Grammy awards for 2022 postponed due to Omicron

Organizers say annual televised show slated for later this month ‘simply contains too many risks’
Organizers say annual televised show slated for later this month ‘simply contains too many risks’
Organizers of the Grammy Awards called off “music’s biggest night" scheduled for later this month due to uncertainty around the Omicron variant of Covid-19.
“The health and safety of those in our music community, the live audience and the hundreds of people who work tirelessly to produce our show remains our top priority," said the Recording Academy and ViacomCBS Inc.’s broadcast network CBS, which run and broadcast the awards, respectively. They added that holding the show on Jan. 31 “simply contains too many risks."
They said a new future date would be announced soon.
Other institutions that put on awards ceremonies, concerts, film festivals and high-profile schmoozing events are also changing plans and going virtual as the Covid-19 variant sweeps through the US.
One of the biggest such gatherings, the Sundance Film Festival, slated to convene in Park City, Utah, starting on Jan. 20, on Wednesday said it would move to a fully virtual event from the hybrid model initially planned for the annual celebration of independent film.
Last month, the Academy of Motion Picture Arts and Sciences, which holds the Oscars, announced that its annual Governors Awards gala, which fetes industry luminaries with honorary awards, would be postponed from Jan. 15 to an unspecified date.
The Grammys were also postponed last year due to Covid-19, from the end of January to mid-March. The show was also moved from its traditional venue at the Staples Center—since renamed Crypto.com Arena—to the Los Angeles Convention Center to allow for the slimmed-down guest list to space out.
The Recording Academy is a nonprofit and relies on people paying top dollar for tickets to the show as a significant source of income. This year’s show was expected to return to full capacity at Crypto.com Arena.
Other big-ticket events attached to the Grammys, including the MusiCares gala and the Clive Davis/Recording Academy’s Pre-Grammy Gala, are likely to move to the week before the rescheduled show.
Beginning the year with such a major postponement is the latest setback for a live entertainment industry still reeling from the devastation of worker shortages, outbreaks canceling shows already complicated by vaccine and testing mandates, and empty seats from no-shows.
While concert executives for much of the past year pointed to the success of outdoor festivals and fans’ eagerness to snap up tickets for future events, the quick spread of Omicron casts a potential shadow over their long-held sentiment that 2022 will be the biggest year ever for live events and a return to normalcy for the entertainment industry at large.
Several shows around the holidays were put off as cases increased, including the Christmas Spectacular Starring the Radio City Rockettes and LCD Soundsystem’s Brooklyn residency.

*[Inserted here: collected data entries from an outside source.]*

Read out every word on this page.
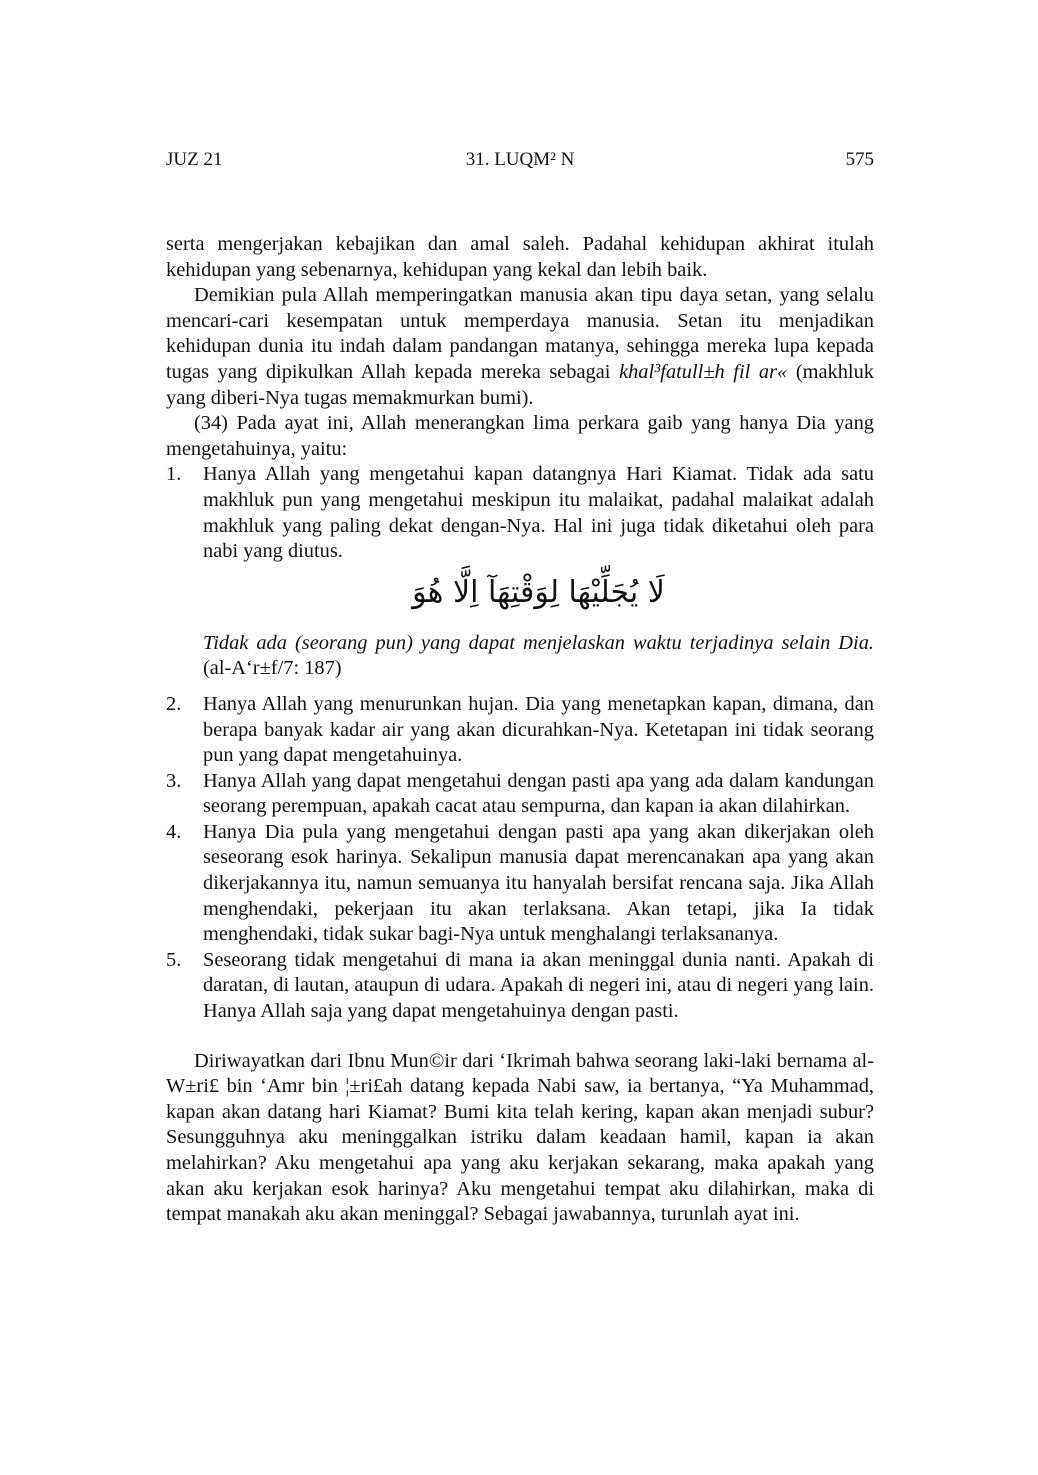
JUZ 21	31. LUQM² N	575

serta mengerjakan kebajikan dan amal saleh. Padahal kehidupan akhirat itulah kehidupan yang sebenarnya, kehidupan yang kekal dan lebih baik.

Demikian pula Allah memperingatkan manusia akan tipu daya setan, yang selalu mencari-cari kesempatan untuk memperdaya manusia. Setan itu menjadikan kehidupan dunia itu indah dalam pandangan matanya, sehingga mereka lupa kepada tugas yang dipikulkan Allah kepada mereka sebagai khal³fatull±h fil ar« (makhluk yang diberi-Nya tugas memakmurkan bumi).

(34) Pada ayat ini, Allah menerangkan lima perkara gaib yang hanya Dia yang mengetahuinya, yaitu:

1. Hanya Allah yang mengetahui kapan datangnya Hari Kiamat. Tidak ada satu makhluk pun yang mengetahui meskipun itu malaikat, padahal malaikat adalah makhluk yang paling dekat dengan-Nya. Hal ini juga tidak diketahui oleh para nabi yang diutus.

لَا يُجَلِّيْهَا لِوَقْتِهَآ اِلَّا هُوَ

Tidak ada (seorang pun) yang dapat menjelaskan waktu terjadinya selain Dia. (al-A‘r±f/7: 187)

2. Hanya Allah yang menurunkan hujan. Dia yang menetapkan kapan, dimana, dan berapa banyak kadar air yang akan dicurahkan-Nya. Ketetapan ini tidak seorang pun yang dapat mengetahuinya.

3. Hanya Allah yang dapat mengetahui dengan pasti apa yang ada dalam kandungan seorang perempuan, apakah cacat atau sempurna, dan kapan ia akan dilahirkan.

4. Hanya Dia pula yang mengetahui dengan pasti apa yang akan dikerjakan oleh seseorang esok harinya. Sekalipun manusia dapat merencanakan apa yang akan dikerjakannya itu, namun semuanya itu hanyalah bersifat rencana saja. Jika Allah menghendaki, pekerjaan itu akan terlaksana. Akan tetapi, jika Ia tidak menghendaki, tidak sukar bagi-Nya untuk menghalangi terlaksananya.

5. Seseorang tidak mengetahui di mana ia akan meninggal dunia nanti. Apakah di daratan, di lautan, ataupun di udara. Apakah di negeri ini, atau di negeri yang lain. Hanya Allah saja yang dapat mengetahuinya dengan pasti.

Diriwayatkan dari Ibnu Mun©ir dari ‘Ikrimah bahwa seorang laki-laki bernama al-W±ri£ bin ‘Amr bin ¦±ri£ah datang kepada Nabi saw, ia bertanya, “Ya Muhammad, kapan akan datang hari Kiamat? Bumi kita telah kering, kapan akan menjadi subur? Sesungguhnya aku meninggalkan istriku dalam keadaan hamil, kapan ia akan melahirkan? Aku mengetahui apa yang aku kerjakan sekarang, maka apakah yang akan aku kerjakan esok harinya? Aku mengetahui tempat aku dilahirkan, maka di tempat manakah aku akan meninggal? Sebagai jawabannya, turunlah ayat ini.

January otherwise tends to be a quieter month for regular concert touring. Earlier this week, Van Halen lead singer David Lee Roth canceled the rest of his January dates at the House of Blues at Mandalay Bay in Las Vegas due to Covid-19 concerns, after also canceling his New Year’s Eve and New Year’s Day performances.
Also this week, Sony Pictures Entertainment postponed the release of its upcoming superhero adaptation “Morbius" from Jan. 28 to April 1. The shuffle deprives theater owners of one of the few big-budget releases at the start of the year, and comes after the studio has had blockbuster success with another superhero offering, “Spider-Man: No Way Home."